AnalogiaThe Emergence of Technology Beyond Programmable Control
Through a set of deep-diving anecdotes of forgotten American history, George Dyson weaves together a sprawling history of analog technologies before the digital revolution. He gathers them together into a set of potent analogies he then wields in the final sections of the book, which are dedicated to questions and predictions about the future of humanity. Now that we are all engulfed in a sea of technological systems, he argues that we are returning to an era of analog technologies, though now they are hyperobjects composed of many digital technologies and systems. The rise of these super-systems were the inflection point, in his view, of when we became subservient to technology.
This book can be a challenging read, and it took me for a long ride while reading it. While I want to chew on the final ideas Dyson gets to at the end of this book, and I want to try to distill the ideas into a brief format to be able to discuss with others, I must admit I find them less interesting than how he arrives at them.
Maybe it's a generational thing, but I look back on the relationship between humanity and technology and I don't see much difference on either side of this inflection point he marks. Humanity's creation of technologies has always been growing toward creating totalizing systems that clarify or control the "messiness" of natural systems. And every time we've developed complex systems or objects, we've come up against complexity itself; the entropy of complex systems. All I see now is that in addition to those complex natural systems that will forever enfold humanity, we have layered in technological systems and social systems (themselves a form of technology) that are complex enough to now behave like natural systems, at least from our limited human perspective.
I do think it is revelatory to see how that complexity is built up from seemingly simple, mundane works of human design, and I think that actually gives me hope that we can use ideas like this one to patch the mental blindspot we have as humans on how small, manageable technological choices can have complex, self-organizing, and cascading impacts on the world. This book charts the how of that process in a compelling way.
But no, what I want to write about more is how Dyson writes his early chapters. In them, he begins with a deep dive on a forgotten bit of technological history, centering both the technology itself and every human relationship involved in the episode. From there, he steadily works his way forward in time, past the climax of the event and down through history, into the present or recent past. From there he intersects the story with his life in some mundane way, sometimes starting abruptly from a casual memoir-like slice of life, then revealing the woven-together history and science into the tiny personal story. It is a way of writing that hit me very hard even the third and fourth time he performed it. I love that it builds up this glacial historical momentum, this morass of deep knowledge of a piece of land or a group of people, and then shows its faint traces on the ground in the present day.

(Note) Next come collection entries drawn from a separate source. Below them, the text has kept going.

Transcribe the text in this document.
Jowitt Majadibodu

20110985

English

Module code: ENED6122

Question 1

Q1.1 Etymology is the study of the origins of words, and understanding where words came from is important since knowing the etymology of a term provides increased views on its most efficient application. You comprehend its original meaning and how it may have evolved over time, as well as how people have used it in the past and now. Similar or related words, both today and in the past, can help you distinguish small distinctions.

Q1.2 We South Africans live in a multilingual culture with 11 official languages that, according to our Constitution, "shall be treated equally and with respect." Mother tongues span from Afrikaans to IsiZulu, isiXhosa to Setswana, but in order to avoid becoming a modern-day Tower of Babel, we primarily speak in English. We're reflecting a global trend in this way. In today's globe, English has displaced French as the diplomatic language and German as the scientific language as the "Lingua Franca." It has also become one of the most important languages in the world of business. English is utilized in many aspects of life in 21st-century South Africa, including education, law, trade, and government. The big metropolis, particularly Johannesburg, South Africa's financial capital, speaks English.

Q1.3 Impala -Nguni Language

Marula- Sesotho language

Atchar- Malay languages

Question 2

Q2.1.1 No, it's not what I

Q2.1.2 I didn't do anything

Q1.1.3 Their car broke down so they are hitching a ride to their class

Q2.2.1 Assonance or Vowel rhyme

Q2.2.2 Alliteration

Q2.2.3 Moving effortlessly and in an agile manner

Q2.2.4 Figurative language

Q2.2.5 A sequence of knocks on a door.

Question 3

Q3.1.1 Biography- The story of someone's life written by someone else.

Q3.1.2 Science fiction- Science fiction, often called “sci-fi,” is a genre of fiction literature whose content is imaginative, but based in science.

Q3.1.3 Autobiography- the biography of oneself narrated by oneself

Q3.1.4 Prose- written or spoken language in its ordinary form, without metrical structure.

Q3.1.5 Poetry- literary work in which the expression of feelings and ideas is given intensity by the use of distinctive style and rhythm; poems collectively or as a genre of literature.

I imagine this is what it would feel like to happen upon a ruin, and then have a wise stranger describe to you how the crumbled nook before your feet was designed by the original proprietor's daughter to play hide and seek in, then was later used as a hideout during a war, and then they told you how the process of erosion and natural decay actually took place, the way water can freeze between stone blocks and pop them from one another over the course of decades. After hearing all this, I imagine the scene would start to glow before you, as you realized that it really was all connected by time, physics, and society.
Dyson does this in a few passages that are so enjoyable to me that I don't want to "spoil" them by recounting. I'll simply say that if you find the deep history and scientific explanations dry, allow them to fall on you in layers, and then feel them as echoes as you are carried forth to the present with them.
Citation
Dyson, George. Analogia: The Emergence of Technology Beyond Programmable Control. New York, NY: Farrar, Straus and Giroux, 2020. Printed Book.